あきらめていた富士山の姿が、たなびく雲の切れ間から現れた
パノラマ台ではひなたぼっこができるほど暖かく、三方分山山頂の寒さがうそのようだった。
お茶を煎れてのんびりしつつも、浮き立つ気持ちを抑えきれず、カメラを持ってうろつく。

眼下には精進湖、右手前方には樹海のなか足和田山が島のように浮かんで見える。
肉眼では、広いテラス状になった三湖台と、紅葉台レストハウスの白い建物がはっきりと見えた。

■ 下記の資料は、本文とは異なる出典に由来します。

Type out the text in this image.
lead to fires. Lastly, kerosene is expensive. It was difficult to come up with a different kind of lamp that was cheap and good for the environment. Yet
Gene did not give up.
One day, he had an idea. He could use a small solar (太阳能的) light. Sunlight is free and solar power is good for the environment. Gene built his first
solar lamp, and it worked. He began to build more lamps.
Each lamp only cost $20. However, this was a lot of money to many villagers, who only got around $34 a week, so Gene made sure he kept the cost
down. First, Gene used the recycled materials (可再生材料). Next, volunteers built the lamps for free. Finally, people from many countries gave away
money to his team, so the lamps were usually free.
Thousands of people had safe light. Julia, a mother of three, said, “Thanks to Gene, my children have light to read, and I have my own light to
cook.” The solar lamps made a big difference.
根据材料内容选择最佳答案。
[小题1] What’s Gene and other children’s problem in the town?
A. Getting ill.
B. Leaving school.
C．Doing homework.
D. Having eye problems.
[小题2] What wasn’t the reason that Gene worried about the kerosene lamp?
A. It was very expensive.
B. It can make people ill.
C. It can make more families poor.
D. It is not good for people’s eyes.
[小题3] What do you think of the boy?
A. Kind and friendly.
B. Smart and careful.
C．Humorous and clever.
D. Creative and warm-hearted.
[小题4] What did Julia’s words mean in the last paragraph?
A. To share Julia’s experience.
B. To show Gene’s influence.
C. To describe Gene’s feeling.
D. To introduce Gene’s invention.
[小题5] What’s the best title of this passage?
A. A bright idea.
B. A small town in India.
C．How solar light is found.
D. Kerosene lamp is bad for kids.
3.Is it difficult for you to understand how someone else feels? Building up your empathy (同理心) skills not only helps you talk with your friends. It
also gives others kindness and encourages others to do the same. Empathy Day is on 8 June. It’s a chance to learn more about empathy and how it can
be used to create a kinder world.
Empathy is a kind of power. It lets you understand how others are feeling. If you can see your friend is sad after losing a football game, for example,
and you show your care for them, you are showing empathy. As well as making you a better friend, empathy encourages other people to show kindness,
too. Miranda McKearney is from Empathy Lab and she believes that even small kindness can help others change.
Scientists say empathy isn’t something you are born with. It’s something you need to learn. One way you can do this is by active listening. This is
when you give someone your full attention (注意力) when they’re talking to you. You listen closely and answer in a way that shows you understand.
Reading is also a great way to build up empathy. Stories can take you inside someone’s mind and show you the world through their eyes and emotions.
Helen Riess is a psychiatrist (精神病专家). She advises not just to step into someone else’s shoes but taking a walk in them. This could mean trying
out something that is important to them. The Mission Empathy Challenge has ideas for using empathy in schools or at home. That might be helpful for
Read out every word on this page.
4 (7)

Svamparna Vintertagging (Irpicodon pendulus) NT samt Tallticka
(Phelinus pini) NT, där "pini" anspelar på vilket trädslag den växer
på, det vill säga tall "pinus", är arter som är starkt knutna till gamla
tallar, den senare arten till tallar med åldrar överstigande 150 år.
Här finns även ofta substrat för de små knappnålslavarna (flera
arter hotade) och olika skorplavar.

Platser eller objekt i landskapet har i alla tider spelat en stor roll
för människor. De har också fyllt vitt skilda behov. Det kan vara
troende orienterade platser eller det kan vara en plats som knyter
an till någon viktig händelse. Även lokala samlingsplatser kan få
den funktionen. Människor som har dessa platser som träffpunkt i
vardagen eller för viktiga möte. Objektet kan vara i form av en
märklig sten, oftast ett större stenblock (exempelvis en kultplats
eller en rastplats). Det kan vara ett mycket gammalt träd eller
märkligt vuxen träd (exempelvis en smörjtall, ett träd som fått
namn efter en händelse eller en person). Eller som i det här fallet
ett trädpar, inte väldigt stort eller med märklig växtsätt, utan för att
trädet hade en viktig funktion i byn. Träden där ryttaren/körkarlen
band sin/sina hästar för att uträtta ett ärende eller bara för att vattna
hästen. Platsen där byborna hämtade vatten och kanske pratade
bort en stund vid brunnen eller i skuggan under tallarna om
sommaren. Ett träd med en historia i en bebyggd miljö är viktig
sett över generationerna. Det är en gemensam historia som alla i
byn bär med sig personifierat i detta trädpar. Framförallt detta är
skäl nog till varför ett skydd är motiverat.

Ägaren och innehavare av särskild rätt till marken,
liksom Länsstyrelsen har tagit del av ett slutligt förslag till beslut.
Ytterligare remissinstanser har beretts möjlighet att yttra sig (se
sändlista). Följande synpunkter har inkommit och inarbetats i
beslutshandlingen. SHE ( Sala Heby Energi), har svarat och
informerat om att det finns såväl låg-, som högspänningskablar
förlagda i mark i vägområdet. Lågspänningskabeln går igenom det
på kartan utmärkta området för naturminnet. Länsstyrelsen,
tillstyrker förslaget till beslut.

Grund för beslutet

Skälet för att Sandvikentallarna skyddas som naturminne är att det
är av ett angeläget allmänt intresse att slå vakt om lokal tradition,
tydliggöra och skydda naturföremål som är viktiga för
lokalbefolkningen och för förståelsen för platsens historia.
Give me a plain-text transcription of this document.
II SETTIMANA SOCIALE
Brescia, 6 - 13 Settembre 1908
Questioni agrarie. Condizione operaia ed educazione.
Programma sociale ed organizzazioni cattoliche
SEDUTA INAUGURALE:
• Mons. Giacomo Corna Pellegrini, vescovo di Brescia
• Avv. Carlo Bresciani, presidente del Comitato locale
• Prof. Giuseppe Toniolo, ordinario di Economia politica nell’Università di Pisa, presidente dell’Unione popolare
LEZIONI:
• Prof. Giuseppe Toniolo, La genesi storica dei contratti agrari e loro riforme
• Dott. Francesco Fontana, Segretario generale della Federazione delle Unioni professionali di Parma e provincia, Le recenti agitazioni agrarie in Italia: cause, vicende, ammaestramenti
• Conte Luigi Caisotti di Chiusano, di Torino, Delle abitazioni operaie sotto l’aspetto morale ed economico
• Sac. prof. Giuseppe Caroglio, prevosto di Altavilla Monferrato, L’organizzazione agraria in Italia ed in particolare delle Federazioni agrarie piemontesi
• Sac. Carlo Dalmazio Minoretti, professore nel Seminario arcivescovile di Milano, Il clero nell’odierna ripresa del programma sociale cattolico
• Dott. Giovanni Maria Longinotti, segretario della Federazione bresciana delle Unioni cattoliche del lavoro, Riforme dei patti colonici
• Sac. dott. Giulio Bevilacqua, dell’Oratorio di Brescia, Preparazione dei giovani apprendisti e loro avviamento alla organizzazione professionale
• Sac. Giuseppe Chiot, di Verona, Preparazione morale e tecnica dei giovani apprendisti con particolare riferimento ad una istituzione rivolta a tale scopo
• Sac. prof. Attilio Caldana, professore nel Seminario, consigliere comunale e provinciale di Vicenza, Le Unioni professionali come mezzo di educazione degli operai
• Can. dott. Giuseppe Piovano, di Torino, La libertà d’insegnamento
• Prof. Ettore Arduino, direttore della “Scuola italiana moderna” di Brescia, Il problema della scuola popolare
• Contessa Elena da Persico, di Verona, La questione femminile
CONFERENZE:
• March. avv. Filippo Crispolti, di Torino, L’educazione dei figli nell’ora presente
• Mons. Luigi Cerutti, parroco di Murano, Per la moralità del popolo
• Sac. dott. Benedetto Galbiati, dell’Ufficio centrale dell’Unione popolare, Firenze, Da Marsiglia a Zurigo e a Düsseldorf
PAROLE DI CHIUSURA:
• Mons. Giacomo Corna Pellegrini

本栖湖の湖面も、午後の暖かい日差しを受けて光り輝いていた。

こちらは先ほど登った三方分山。
存外どっしりしている。
三方分山の山頂奥左手なだらかに下った後のピークは、瑞牆山だそうである。
せっかくだからあの元気のよいオバサマたちに姿を現した富士山を見せてあげたいと
ダーリンと話しながら、そろそろバスの時間もあるから出発しようかという時
元気なオバサマ2人がやってきて歓声を上げた。
「毎年来ているけれど、毎年富士山はすごいわねーって思うよねー
たしかに
14時10分、パノラマ台を出発。

先ほどの三叉路は、やはり根子峠のようだ。
14時20分、三叉路を右に進み、パノラマ台下バス停へと向かう。

14時56分、パノラマ台下バス停に到着。
バス停で待つ間、けっこう寒かったので、もっとパノラマ台にいてもよかったのだが
なにせ初めての地であるし、もし何かのアクシデントがあってバスに乗り遅れたらと考え
早めにパノラマ台を出てきたのだった。
バスを待っている間に、元気なオバサマたちも下山してきた。
15時16分発のバスは定刻より遅れてやってきた。
乗り込んだバスの車窓から、元気なオバサマたちが車を停めていた駐車場を見ると
オバサマたちも我々に気づいて、大きく手を振ってくれていた。


年末ということもあり、また、交通の便がさして良いとは言えない場所でもあるので
想像していたより出会った人が少なく、ほぼ2人で歩きとおした山行であった。
富士山の見える見えないで、こうも気分が上がったり下がったりするものかと
自分でも少々おかしかったが、終わりよければすべてよしの結末になった。
河口湖駅16時48分発の大宮駅西口行き高速バスで、帰途に就いた。